Electrochromic devices include a range of technologies that use the electrochromic effect to modulate color or optical properties in response to an electric field [55]. These devices have attracted considerable attention due to their applications in various fields, including smart windows, displays, and optical filters. Understanding the different types of electrochromic devices provides valuable insight into their unique functions and potential applications.
  • An important application of electrochromic devices is the development of smart windows [56]. These windows contain thin films or coatings of electrochromic materials that can switch between transparent and opaque states. By applying a voltage, these windows can dynamically control the amount of light and heat entering a building or vehicle, providing energy-efficient solutions for lighting and air conditioning.
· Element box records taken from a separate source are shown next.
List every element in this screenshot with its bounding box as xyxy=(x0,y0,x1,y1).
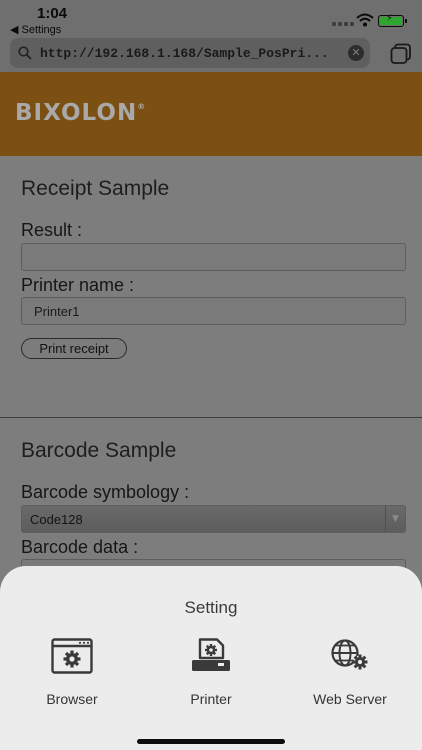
web-server-label: Web Server xyxy=(313,691,387,707)
result-field[interactable] xyxy=(21,243,406,271)
printer-name-field[interactable]: Printer1 xyxy=(21,297,406,325)
printer-name-value: Printer1 xyxy=(34,304,80,319)
address-bar[interactable]: http://192.168.1.168/Sample_PosPri... ✕ xyxy=(10,38,370,68)
tabs-icon[interactable] xyxy=(390,43,412,65)
sheet-title: Setting xyxy=(184,598,238,617)
status-time: 1:04 xyxy=(37,5,68,22)
receipt-section-title: Receipt Sample xyxy=(21,177,170,200)
barcode-section-title: Barcode Sample xyxy=(21,439,177,462)
browser-toolbar: http://192.168.1.168/Sample_PosPri... ✕ xyxy=(0,36,422,72)
barcode-symbology-label: Barcode symbology : xyxy=(21,482,190,502)
barcode-symbology-select[interactable]: Code128 ▼ xyxy=(21,505,406,533)
barcode-symbology-value: Code128 xyxy=(30,512,83,527)
section-divider xyxy=(0,417,422,418)
browser-settings-icon xyxy=(51,638,93,674)
web-server-action[interactable]: Web Server xyxy=(280,638,420,718)
printer-action[interactable]: Printer xyxy=(141,638,281,718)
settings-sheet: Setting Browser Printer Web Server xyxy=(0,566,422,750)
address-text: http://192.168.1.168/Sample_PosPri... xyxy=(40,46,329,61)
wifi-icon xyxy=(356,13,374,27)
bixolon-logo: BIXOLON® xyxy=(15,100,147,126)
back-to-settings-link[interactable]: ◀ Settings xyxy=(10,23,61,36)
status-bar: 1:04 ◀ Settings xyxy=(0,0,422,40)
chevron-down-icon: ▼ xyxy=(385,506,405,532)
search-icon xyxy=(18,46,32,60)
web-server-settings-icon xyxy=(331,639,368,670)
printer-name-label: Printer name : xyxy=(21,275,135,295)
printer-settings-icon xyxy=(192,638,230,671)
battery-icon xyxy=(378,13,407,27)
printer-label: Printer xyxy=(190,691,232,707)
browser-label: Browser xyxy=(46,691,98,707)
print-receipt-button[interactable]: Print receipt xyxy=(21,338,127,359)
clear-icon[interactable]: ✕ xyxy=(348,45,364,61)
brand-banner: BIXOLON® xyxy=(0,72,422,156)
browser-action[interactable]: Browser xyxy=(2,638,142,718)
result-label: Result : xyxy=(21,220,83,240)
barcode-data-label: Barcode data : xyxy=(21,537,139,557)
cellular-signal-icon xyxy=(332,20,354,26)
home-indicator[interactable] xyxy=(137,739,285,744)
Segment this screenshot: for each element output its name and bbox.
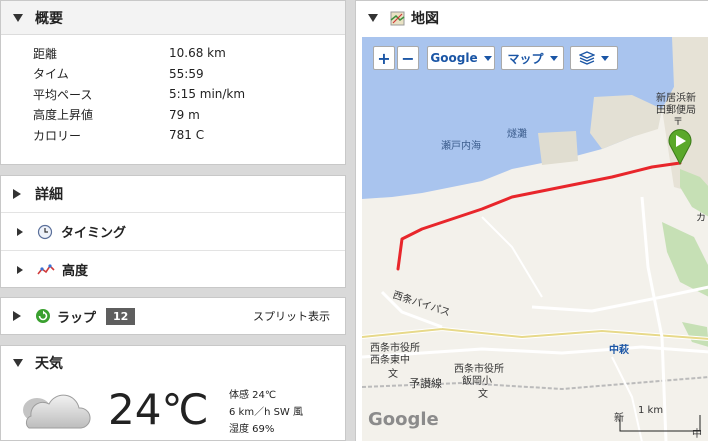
summary-stats: 距離 10.68 km タイム 55:59 平均ペース 5:15 min/km 高度上… <box>1 35 345 146</box>
stat-value: 55:59 <box>169 66 204 81</box>
stat-label: 距離 <box>33 46 58 61</box>
chevron-down-icon <box>601 55 609 61</box>
weather-header[interactable]: 天気 <box>1 346 345 380</box>
stat-row-pace: 平均ペース 5:15 min/km <box>1 84 345 105</box>
stat-label: 高度上昇値 <box>33 108 94 123</box>
expand-triangle-icon[interactable] <box>13 311 21 321</box>
stat-value: 10.68 km <box>169 46 226 61</box>
map-header[interactable]: 地図 <box>356 1 708 35</box>
details-title: 詳細 <box>35 187 63 203</box>
layers-select[interactable] <box>570 46 618 70</box>
lap-icon <box>36 309 50 323</box>
chevron-down-icon <box>549 55 558 61</box>
map-icon <box>390 11 405 25</box>
weather-details: 体感 24℃ 6 km／h SW 風 湿度 69% <box>229 387 303 438</box>
humidity: 湿度 69% <box>229 424 275 435</box>
stat-row-time: タイム 55:59 <box>1 64 345 85</box>
stat-row-distance: 距離 10.68 km <box>1 43 345 64</box>
expand-triangle-icon[interactable] <box>17 265 23 274</box>
feels-like: 体感 24℃ <box>229 390 277 401</box>
elevation-label: 高度 <box>62 264 89 279</box>
stat-value: 79 m <box>169 107 200 122</box>
details-elevation-row[interactable]: 高度 <box>1 250 345 287</box>
collapse-triangle-icon[interactable] <box>368 14 378 22</box>
summary-title: 概要 <box>35 10 63 27</box>
school-icon: 文 <box>388 369 398 380</box>
stat-label: 平均ペース <box>33 87 93 102</box>
collapse-triangle-icon[interactable] <box>13 13 23 22</box>
cloud-icon <box>23 394 91 429</box>
map-title: 地図 <box>411 11 439 27</box>
stat-row-calories: カロリー 781 C <box>1 125 345 146</box>
label-shin: 新 <box>614 413 624 424</box>
expand-triangle-icon[interactable] <box>17 227 23 236</box>
label-yosan-line: 予讃線 <box>409 377 442 390</box>
label-saijo-east: 西条東中 <box>370 355 410 366</box>
collapse-triangle-icon[interactable] <box>13 359 23 367</box>
stat-value: 781 C <box>169 128 205 143</box>
label-seto-inland-sea: 瀬戸内海 <box>441 141 481 152</box>
wind-speed: 6 km／h SW 風 <box>229 407 304 418</box>
stat-row-elevation: 高度上昇値 79 m <box>1 105 345 126</box>
label-ka: カ <box>696 213 706 224</box>
temperature-value: 24℃ <box>108 385 209 434</box>
weather-title: 天気 <box>35 356 63 372</box>
label-nakahagi: 中萩 <box>609 345 629 356</box>
summary-panel: 概要 距離 10.68 km タイム 55:59 平均ペース 5:15 min/km … <box>0 0 346 165</box>
stat-label: カロリー <box>33 128 82 143</box>
summary-header[interactable]: 概要 <box>1 1 345 35</box>
label-naka: 中 <box>692 429 702 440</box>
provider-select[interactable]: Google <box>427 46 495 70</box>
chevron-down-icon <box>483 55 492 61</box>
elevation-chart-icon <box>37 263 55 274</box>
expand-triangle-icon[interactable] <box>13 189 21 199</box>
start-pin-icon[interactable] <box>668 129 692 165</box>
map-panel: 地図 新居浜新 田郵便局 〒 瀬戸内海 燧灘 西条バイパス 西条市役所 西条東中… <box>355 0 708 441</box>
split-view-link[interactable]: スプリット表示 <box>253 308 330 324</box>
details-panel: 詳細 タイミング 高度 <box>0 175 346 288</box>
laps-panel: ラップ 12 スプリット表示 <box>0 297 346 335</box>
map-canvas[interactable]: 新居浜新 田郵便局 〒 瀬戸内海 燧灘 西条バイパス 西条市役所 西条東中 文 … <box>362 37 708 441</box>
label-nada: 燧灘 <box>507 129 527 140</box>
scale-label: 1 km <box>638 405 664 416</box>
laps-title: ラップ <box>57 310 97 326</box>
lap-count-badge: 12 <box>106 307 136 325</box>
layers-icon <box>579 51 595 65</box>
details-header[interactable]: 詳細 <box>1 176 345 212</box>
stat-value: 5:15 min/km <box>169 87 246 102</box>
zoom-out-button[interactable]: − <box>397 46 419 70</box>
map-type-select[interactable]: マップ <box>501 46 564 70</box>
post-office-icon: 〒 <box>673 117 683 128</box>
provider-label: Google <box>430 51 478 65</box>
map-type-label: マップ <box>507 51 544 66</box>
timing-label: タイミング <box>61 226 127 241</box>
clock-icon <box>37 224 53 239</box>
school-icon: 文 <box>478 389 488 400</box>
details-timing-row[interactable]: タイミング <box>1 212 345 250</box>
google-logo: Google <box>368 409 439 430</box>
stat-label: タイム <box>33 67 69 82</box>
weather-panel: 天気 24℃ 体感 24℃ 6 km／h SW 風 湿度 69% <box>0 345 346 441</box>
zoom-in-button[interactable]: + <box>373 46 395 70</box>
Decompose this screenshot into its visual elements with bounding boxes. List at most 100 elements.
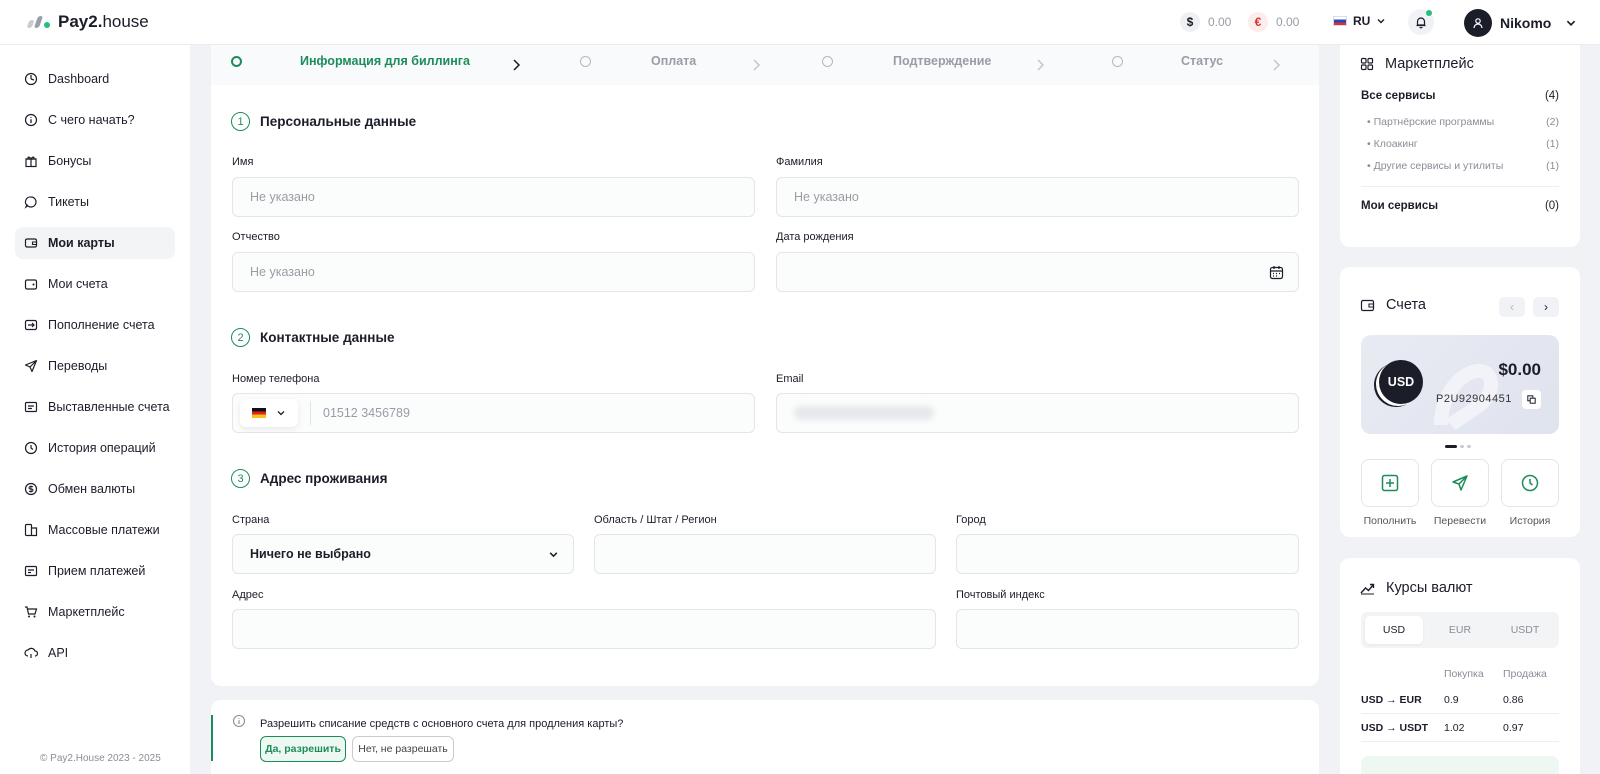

  • Electrochromic displays are another fascinating application of electrochromism [57]. These displays use electrochromic materials that can change color or opacity to produce visual information. Electrical signals selectively drive individual pixels or segments to produce the desired image or text information. The advantages of electrochromic displays are their low power consumption and high contrast capability, making them suitable for e-readers and low-power electronic signage.
  • Electrochromic mirrors are used in automotive applications to reduce glare from the headlights of following vehicles [58]. These mirrors consist of an electrochromic layer sandwiched between two transparent conductive layers. When an electrical voltage is applied, the mirror darkens, reducing the intensity of reflected light and improving driver visibility and safety.
  • Electrochromic materials can be used to fabricate EC sensors that detect and quantify various analytes [59]. In these sensors, a reaction usually occurs between the analyte and a particular electrochromic material, resulting in a color change that can be measured and correlated with the concentration of the analyte. Electrochromic sensors are used in environmental monitoring, food quality control, and medical diagnostics.
  • Recent advances have enabled the integration of electrochromic materials into textiles, resulting in smart fabrics with color-changing capabilities [60]. These fabrics can be used for wearable technology, fashion, or artistic installations to achieve dynamic and interactive designs. The color and appearance of the fabric can be changed by applying an electrical potential, allowing for a customized and customizable esthetic experience.
Various flexible electrode materials and design methods have enabled the fabrication of flexible and stretchable electrochromic devices with excellent mechanical and photoelectric properties. Indium tin oxide on polyethylene terephthalate (ITO/PET) is widely used as a flexible conductive material. In addition, new transparent conductive electrodes such as carbon nanotubes, graphene, and metal-based nanomaterials such as Ag/Au nanowires and soft conductive polymers have emerged as viable alternatives for fabricating flexible electronic devices. Through the use of various electrochromic materials and physical or chemical processes, flexible electrochromic electrodes with electrochromic functionality have emerged, building on advances in flexible electrodes. These advances have paved the way for the development of flexible electrochromic devices.